Business people can fool themselves often about what their profits really are. Profits are not only cash available that you can spend as salary and reinvest in a business. Profits also have to pay all taxes, fees, and service all loans outstanding. "Goodwill" earnings through the development of a brand, internet site or distribution network can warrant years of investment in companies that on the books have losses year after year. Then the owners sell the company for some huge billion dollar figure and make a big, in the pocket, profit. When looking at a company's profit and loss statements, we first look at its top line growth. Is it making more gross sales? Is the profit margin increasing or decreasing? Is a decreasing profit margin compensated by a larger volume of sales?
Next one must look at the net profit margin. This also has to be measured against the interest expense and other charges from borrowing capital. To continue with this analysis, you need to tell the difference between your costs- that is your necessary costs of production; and your expenses- whether you need to rent extra plant space, higher more sales people, and is this a smart move.
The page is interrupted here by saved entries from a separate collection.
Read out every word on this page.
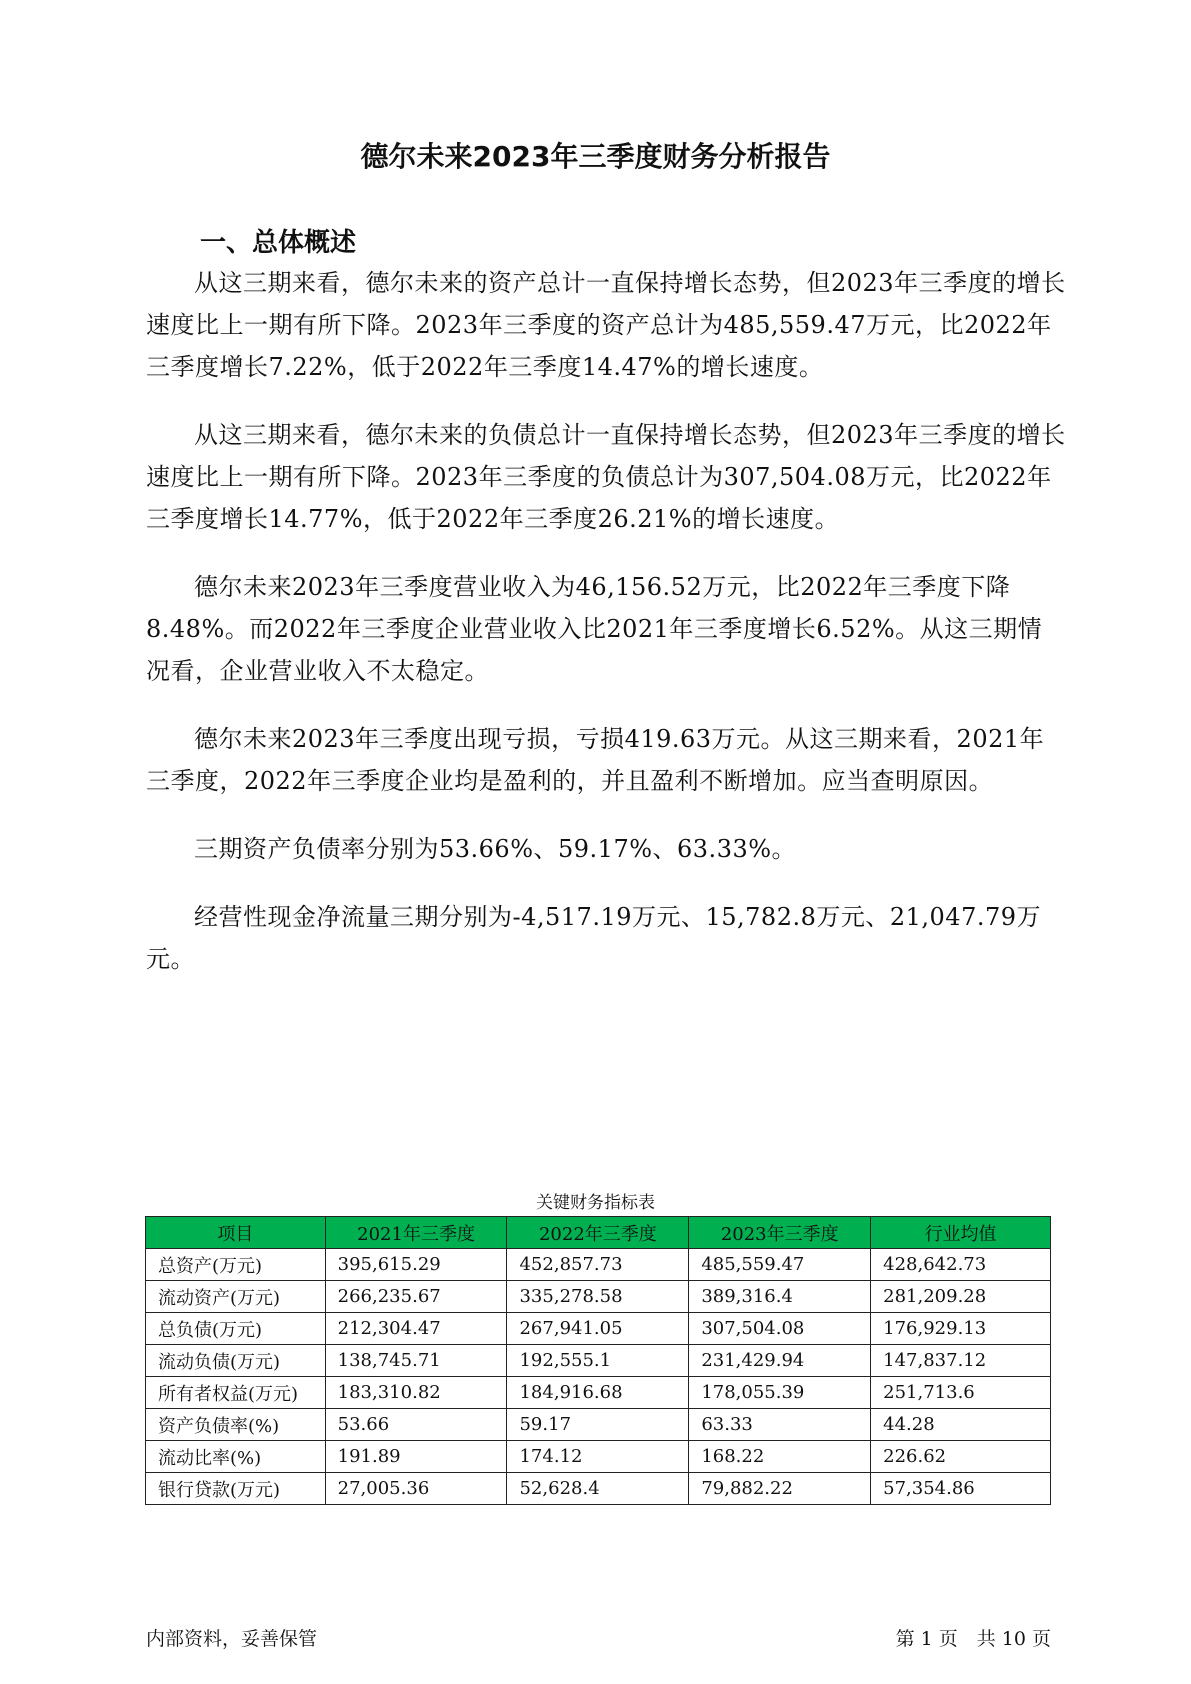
德尔未来2023年三季度财务分析报告
一、总体概述

从这三期来看，德尔未来的资产总计一直保持增长态势，但2023年三季度的增长速度比上一期有所下降。2023年三季度的资产总计为485,559.47万元，比2022年三季度增长7.22%，低于2022年三季度14.47%的增长速度。

从这三期来看，德尔未来的负债总计一直保持增长态势，但2023年三季度的增长速度比上一期有所下降。2023年三季度的负债总计为307,504.08万元，比2022年三季度增长14.77%，低于2022年三季度26.21%的增长速度。

德尔未来2023年三季度营业收入为46,156.52万元，比2022年三季度下降8.48%。而2022年三季度企业营业收入比2021年三季度增长6.52%。从这三期情况看，企业营业收入不太稳定。

德尔未来2023年三季度出现亏损，亏损419.63万元。从这三期来看，2021年三季度，2022年三季度企业均是盈利的，并且盈利不断增加。应当查明原因。

三期资产负债率分别为53.66%、59.17%、63.33%。

经营性现金净流量三期分别为-4,517.19万元、15,782.8万元、21,047.79万元。

关键财务指标表
项目	2021年三季度	2022年三季度	2023年三季度	行业均值
总资产(万元)	395,615.29	452,857.73	485,559.47	428,642.73
流动资产(万元)	266,235.67	335,278.58	389,316.4	281,209.28
总负债(万元)	212,304.47	267,941.05	307,504.08	176,929.13
流动负债(万元)	138,745.71	192,555.1	231,429.94	147,837.12
所有者权益(万元)	183,310.82	184,916.68	178,055.39	251,713.6
资产负债率(%)	53.66	59.17	63.33	44.28
流动比率(%)	191.89	174.12	168.22	226.62
银行贷款(万元)	27,005.36	52,628.4	79,882.22	57,354.86
内部资料，妥善保管	第 1 页　共 10 页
When determining your profit, after looking at your gross sales, you have to look at the cost of goods sold. This defines your net profit potential.
The idea is to monitor gross margins. If the margin is tightening the market is getting more competitive, or the company is becoming more unproductive. Overhead is another thing that business people have to worry about - Overhead is all the indirect expenses that businesses incur to be able to sell our product or service. Anything that is an expense that you incur that is not directly related to the product or service is overhead. For example, a company might have rent expense, or the expenses related to telephones, and lighting, and management salaries. All of these are indirect, and would therefore be termed overhead. You will also see this broken down sales and general administrative expenses.
This type of analysis shows how one company can be doing better than another company, despite similar sales revenues, and the same earnings before interest payment and taxes. However, even though increased overhead can and does reduce profitability, it may be necessary overhead. What if one company can garner more sales by sending out more mailings or doing more advertisement? This is overhead, but it also succeeds in getting more results.